The wet bar includes a bar for glass storage, a wine refrigerator, dark cabinetry with brushed steel pulls and a granite counter top. It offers the bartender a full view of the great room and to the backyard and pond in the distance. And it offers homeowners a separate party space that is designed to draw people away from the kitchen island.

The office/den is a two-level affair with desk space above that faces a large, flat-screen television on the wall in the lounging/meeting space below. Triple molding along the room’s 10½-foot ceiling and steel cable railing that divides the levels add contemporary class.

“It’s perfect for video conferencing. You sit there and look straight at the screen,” Corsmeier said. “I’ve seen a lot of houses and this is my favorite office. It’s brilliant.”

“It’s still comfortable and cozy even though it has 10-foot-6-inch ceilings in here.
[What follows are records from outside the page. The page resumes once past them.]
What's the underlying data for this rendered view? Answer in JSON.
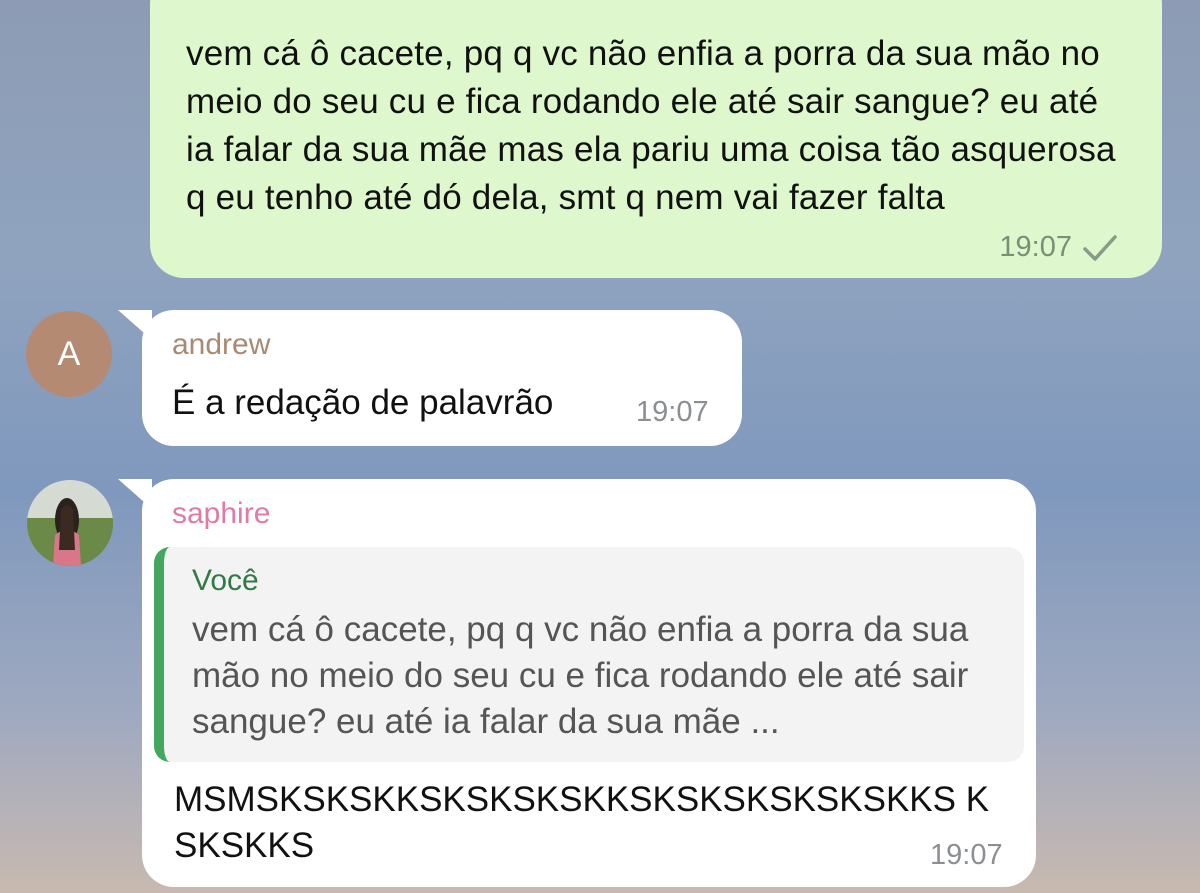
{
  "messages": {
    "outgoing": {
      "text": "vem cá ô cacete, pq q vc não enfia a porra da sua mão no meio do seu cu e fica rodando ele até sair sangue? eu até ia falar da sua mãe mas ela pariu uma coisa tão asquerosa q eu tenho até dó dela, smt q nem vai fazer falta",
      "time": "19:07",
      "status_icon": "single-check-icon"
    },
    "andrew": {
      "avatar_letter": "A",
      "avatar_color": "#b48a73",
      "sender": "andrew",
      "sender_color": "#a88a72",
      "text": "É a redação de palavrão",
      "time": "19:07"
    },
    "saphire": {
      "sender": "saphire",
      "sender_color": "#e07aa6",
      "reply_to": {
        "name": "Você",
        "text": "vem cá ô cacete, pq q vc não enfia a porra da sua mão no meio do seu cu e fica rodando ele até sair sangue? eu até ia falar da sua mãe ..."
      },
      "text": "MSMSKSKSKKSKSKSKSKKSKSKSKSKSKSKKS KSKSKKS",
      "time": "19:07"
    }
  },
  "colors": {
    "outgoing_bubble": "#def7cc",
    "incoming_bubble": "#ffffff",
    "reply_accent": "#44a760"
  }
}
Guys absolutely love it,” Greene said. 

More Details of The Pembroke

Located on a corner lot in the Carriage Hill development, it is 20 miles from Downtown Cincinnati and 10 minutes west of Interstate 75 and shops at the newLiberty Center.
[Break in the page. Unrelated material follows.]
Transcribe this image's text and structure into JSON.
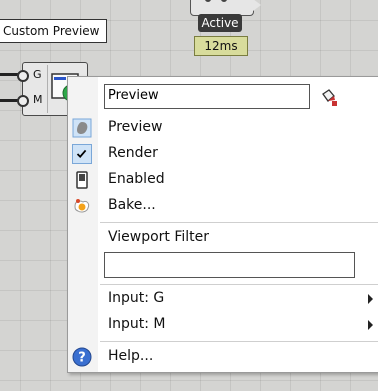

The kitchen features a 10-by-5-foot quartz-topped island and a pantry that is hidden by a paneled door. A light comes on when it is pushed open. Inside are shelves and a second refrigerator.

The first-floor and stairwell flooring is hardwood with chevron accents.

The recreation/game room borrows from popular industrial designs common in city lofts. The wet bar’s backsplash is corrugated metal, and there are metal cage lights with exposed bulbs above its counter. A rough-hewn ledge hangs on a brick wall next to the pool table. Four bright red pop-top stools provide seating.

The basement has a furnished guest room with full bathroom off an adjacent hall as well as an office that could be converted into a fifth bedroom or an in-law suite. Sliding doors like those in the great room lead to a 490-square-foot walk-out deck.

A two-bay garage is attached to the front side of the house and a single-bay, carriage-style garage is detached and accessible across a small porch through a door that leads into the laundry/mud room. The garages come with car lifts for seldom-used or collectible vehicles. 

Although the house was not designed on the living-in-space model, it borrows some features that would help make it comfortable for people in wheelchairs, including extra-wide halls and toggle light switches at hip level.